Les gravures d’Yves Barré passent en marmottant entre les poèmes chewing-gums de Nadaus. Chacun est isolé. Il semble se réfugier dans la page pour être encore plus seul et jaillir moins comme une pâte à mâcher qu’à ressasser et pour exhaler, sans le trahir, ce que le poète a sur le coeur.
Chacun éclate comme une boule de gomme et des vérités sourdent au nom de celui qui a toujours refusé d’être « fusillé par derrière ». Et là où « seule la lune bronze blanc », il rappelle la présence de la camarde mais pour tenter de la tenir à distance.

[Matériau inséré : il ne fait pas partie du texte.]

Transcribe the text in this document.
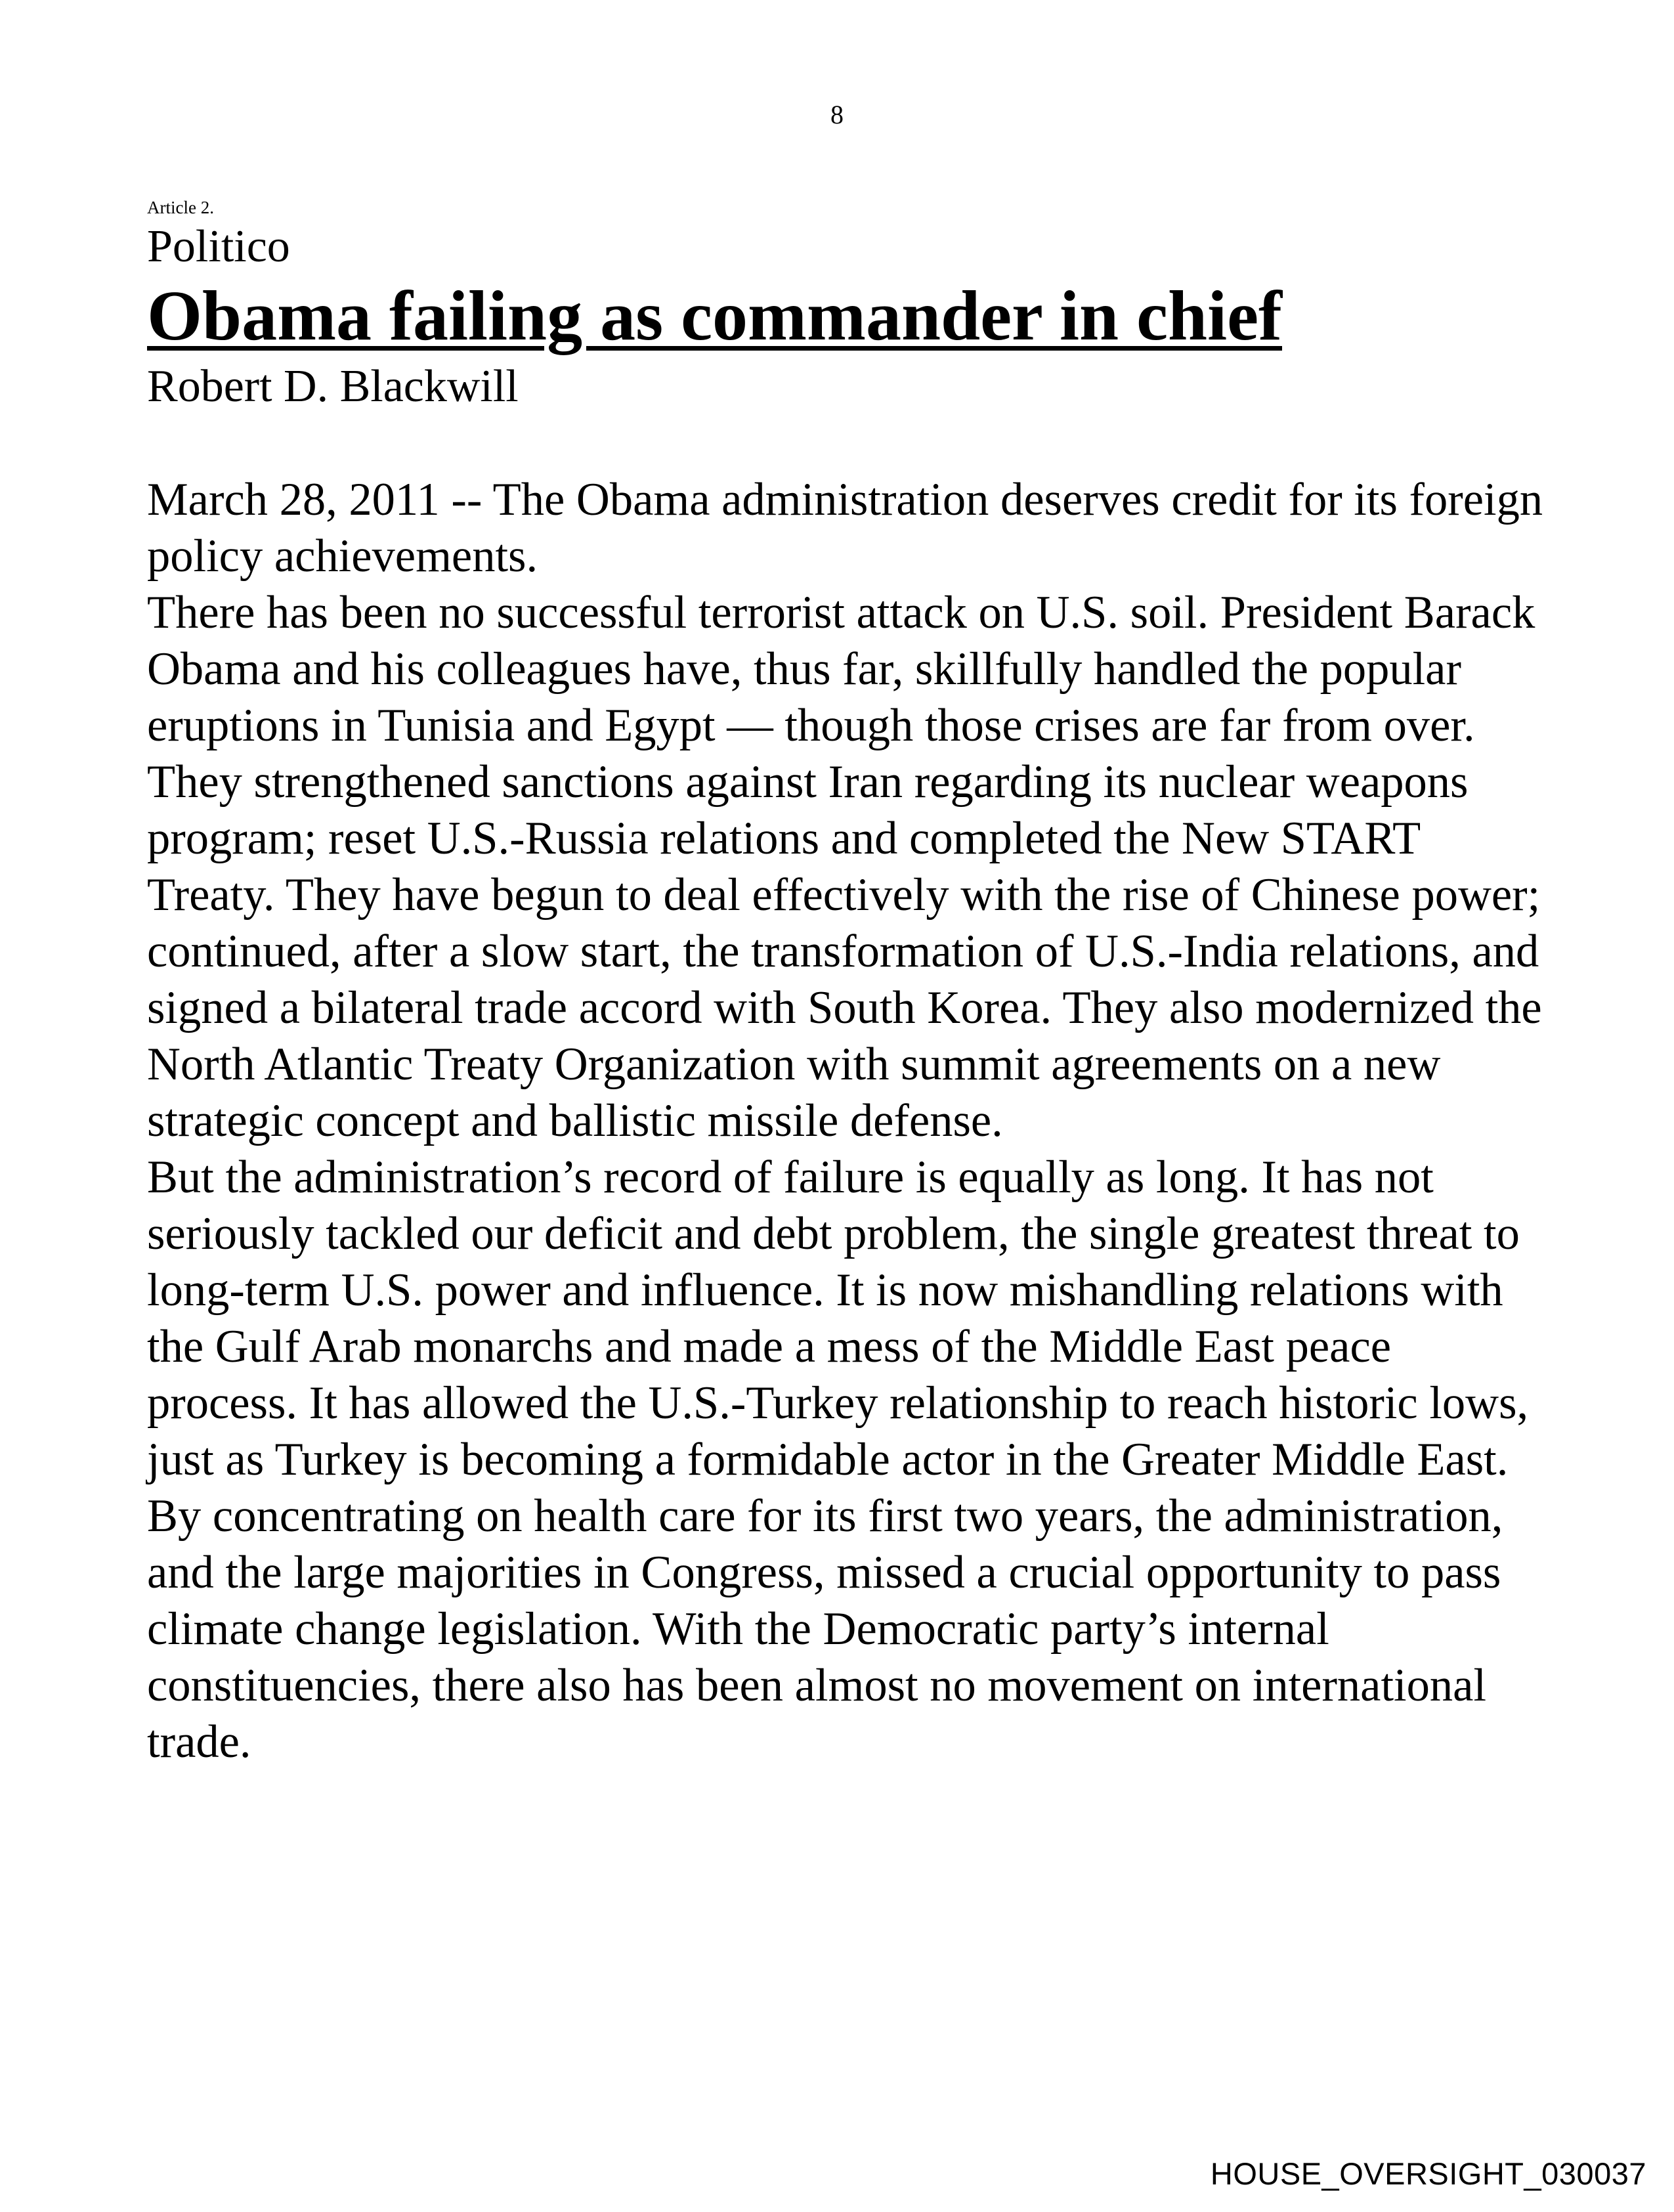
8

Article 2.

Politico

Obama failing as commander in chief

Robert D. Blackwill

March 28, 2011 -- The Obama administration deserves credit for its foreign policy achievements.

There has been no successful terrorist attack on U.S. soil. President Barack Obama and his colleagues have, thus far, skillfully handled the popular eruptions in Tunisia and Egypt — though those crises are far from over. They strengthened sanctions against Iran regarding its nuclear weapons program; reset U.S.-Russia relations and completed the New START Treaty. They have begun to deal effectively with the rise of Chinese power; continued, after a slow start, the transformation of U.S.-India relations, and signed a bilateral trade accord with South Korea. They also modernized the North Atlantic Treaty Organization with summit agreements on a new strategic concept and ballistic missile defense.

But the administration’s record of failure is equally as long. It has not seriously tackled our deficit and debt problem, the single greatest threat to long-term U.S. power and influence. It is now mishandling relations with the Gulf Arab monarchs and made a mess of the Middle East peace process. It has allowed the U.S.-Turkey relationship to reach historic lows, just as Turkey is becoming a formidable actor in the Greater Middle East.

By concentrating on health care for its first two years, the administration, and the large majorities in Congress, missed a crucial opportunity to pass climate change legislation. With the Democratic party’s internal constituencies, there also has been almost no movement on international trade.

HOUSE_OVERSIGHT_030037
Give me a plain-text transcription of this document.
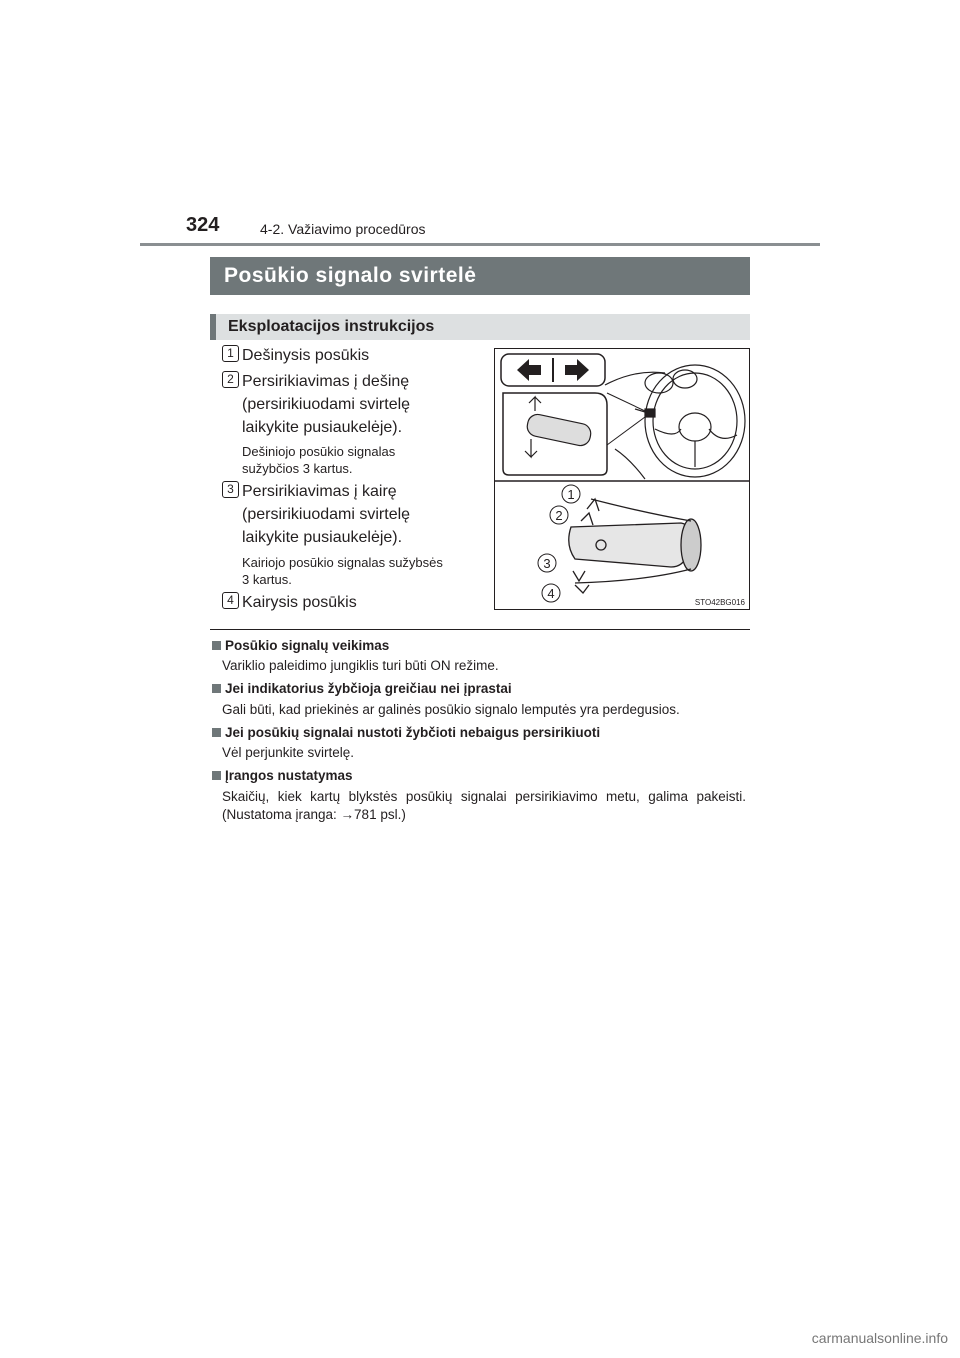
324	4-2. Važiavimo procedūros
Posūkio signalo svirtelė
Eksploatacijos instrukcijos
1 Dešinysis posūkis
2 Persirikiavimas į dešinę
(persirikiuodami svirtelę
laikykite pusiaukelėje).
Dešiniojo posūkio signalas
sužybčios 3 kartus.
3 Persirikiavimas į kairę
(persirikiuodami svirtelę
laikykite pusiaukelėje).
Kairiojo posūkio signalas sužybsės
3 kartus.
4 Kairysis posūkis
1
2
3
4
STO42BG016
Posūkio signalų veikimas
Variklio paleidimo jungiklis turi būti ON režime.
Jei indikatorius žybčioja greičiau nei įprastai
Gali būti, kad priekinės ar galinės posūkio signalo lemputės yra perdegusios.
Jei posūkių signalai nustoti žybčioti nebaigus persirikiuoti
Vėl perjunkite svirtelę.
Įrangos nustatymas
Skaičių, kiek kartų blykstės posūkių signalai persirikiavimo metu, galima pakeisti. (Nustatoma įranga: →781 psl.)
carmanualsonline.info
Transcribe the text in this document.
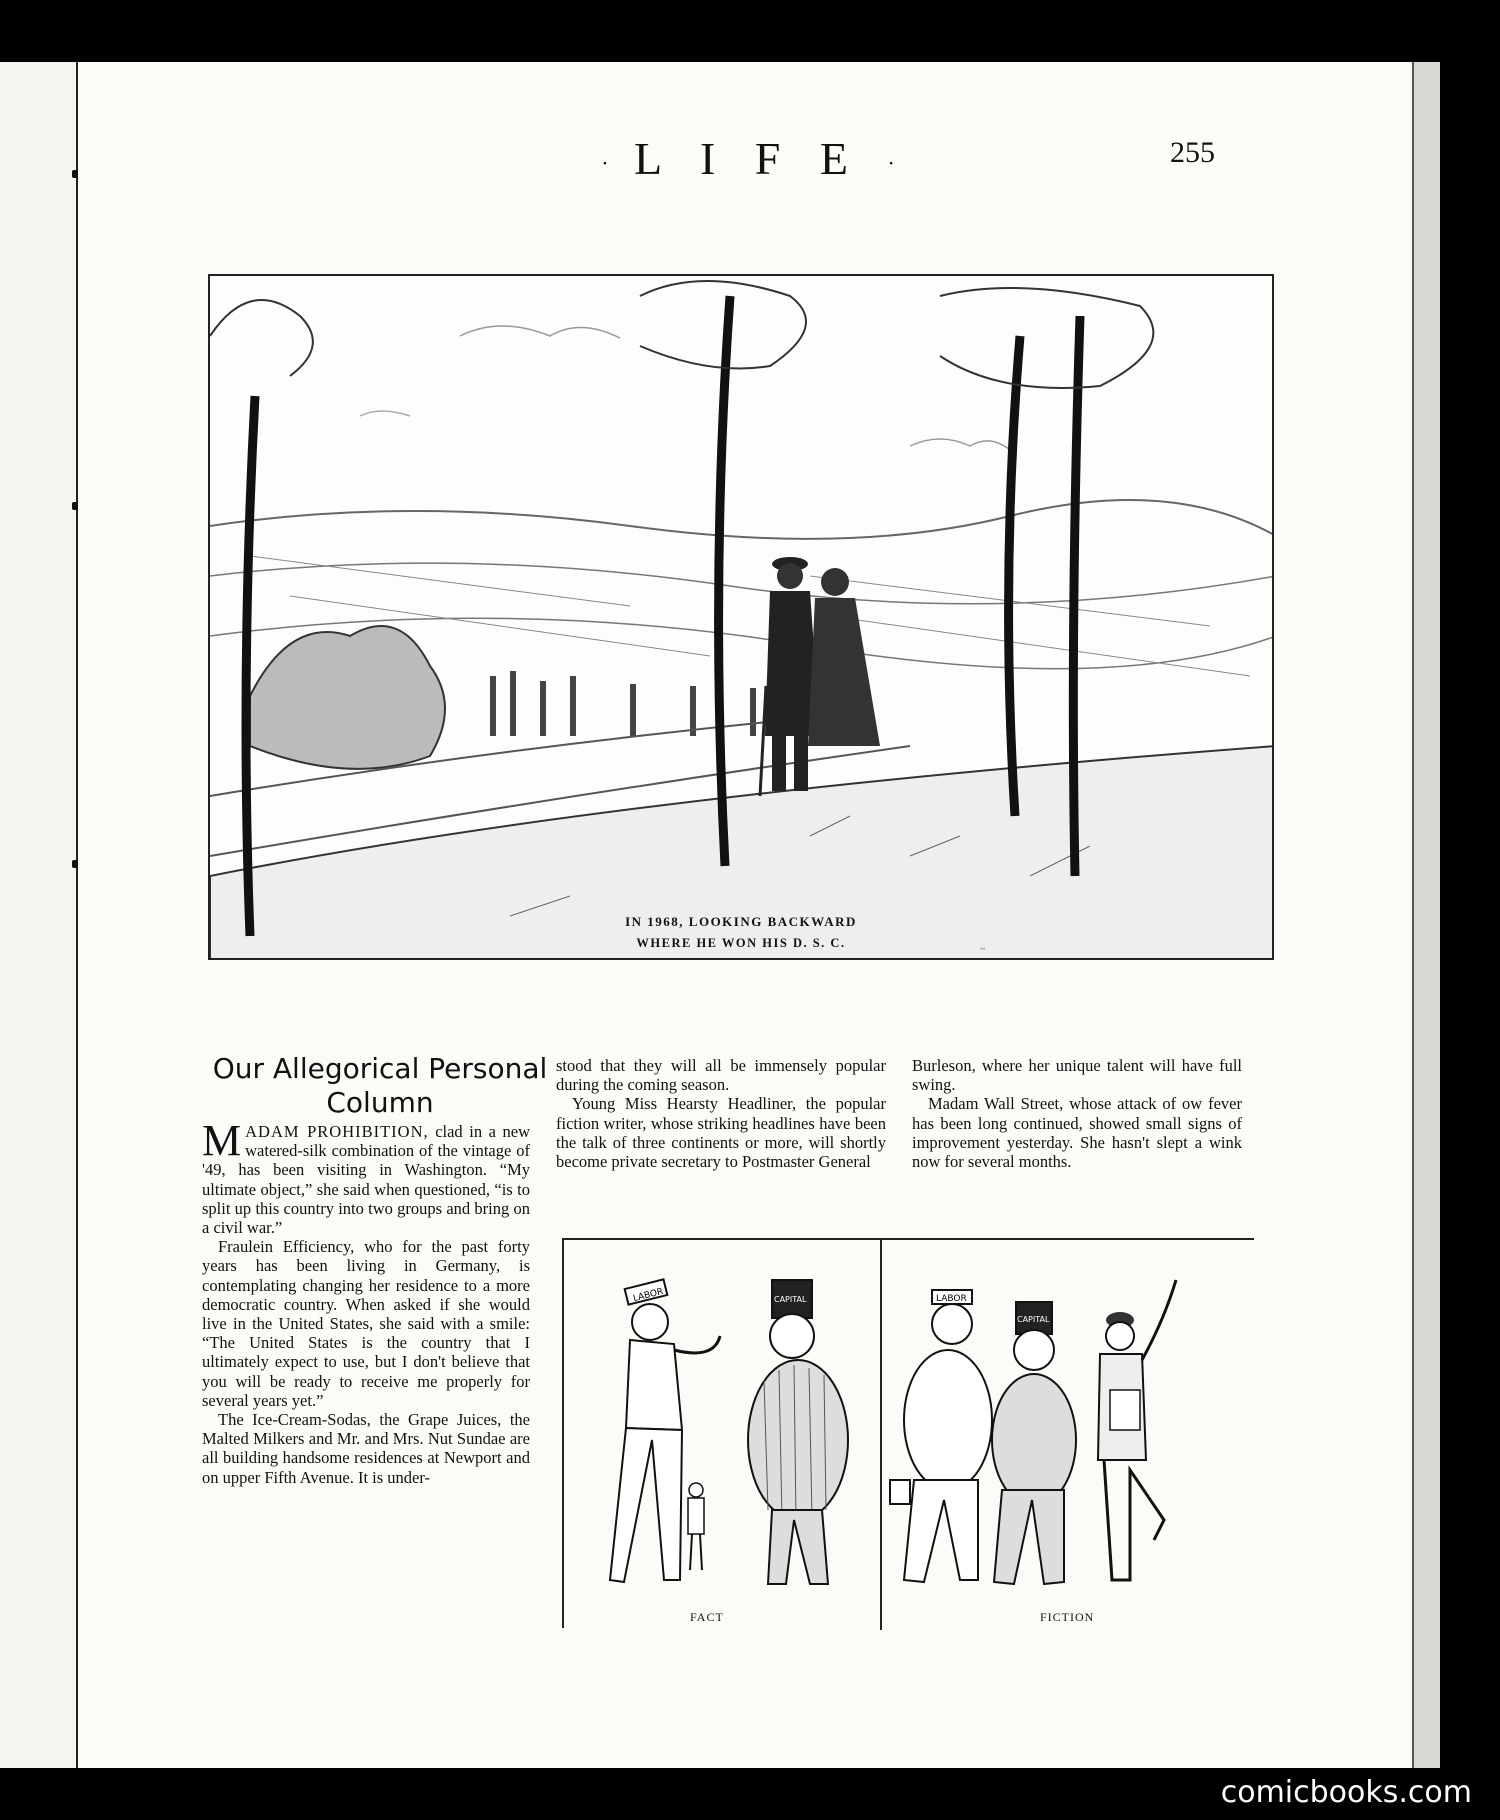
· L I F E ·	255
~
IN 1968, LOOKING BACKWARD
WHERE HE WON HIS D. S. C.
Our Allegorical Personal Column

M ADAM PROHIBITION, clad in a new watered-silk combination of the vintage of '49, has been visiting in Washington. “My ultimate object,” she said when questioned, “is to split up this country into two groups and bring on a civil war.”

Fraulein Efficiency, who for the past forty years has been living in Germany, is contemplating changing her residence to a more democratic country. When asked if she would live in the United States, she said with a smile: “The United States is the country that I ultimately expect to use, but I don't believe that you will be ready to receive me properly for several years yet.”

The Ice-Cream-Sodas, the Grape Juices, the Malted Milkers and Mr. and Mrs. Nut Sundae are all building handsome residences at Newport and on upper Fifth Avenue. It is under-

stood that they will all be immensely popular during the coming season.

Young Miss Hearsty Headliner, the popular fiction writer, whose striking headlines have been the talk of three continents or more, will shortly become private secretary to Postmaster General

Burleson, where her unique talent will have full swing.

Madam Wall Street, whose attack of ow fever has been long continued, showed small signs of improvement yesterday. She hasn't slept a wink now for several months.

LABOR	CAPITAL	LABOR
CAPITAL
FACT	FICTION
comicbooks.com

La matière à penser est donc un crime contre la mort qu’on se donne ou qui nous est donnée. La forme du poème comme celui de la gravure permet de se soustraire provisoirement à l’inéluctable tout en rappelant ce qu’il en est.
Existe là une mise à sac de nos encombrements inutiles et vaniteux, une sortie de l’enveloppement pour une mise à nu. La forme fixe du poème fait place de brusques sauts, des écarts successifs. Le tout pour avancer entre ce qui est mais aussi ce qui ne se voit pas. Les mots et les gravures semblent réponse mais soudain les fourmis sont dans la main.
jean-paul gavard-perret
Roland Nadaus, Petits poèmes chewing-gums, gravures d’Yves Barré, Typographie de Jacques Renou, éditions Atelier de Groutel, 76610 Champfleur, 2018 — 20,00 €.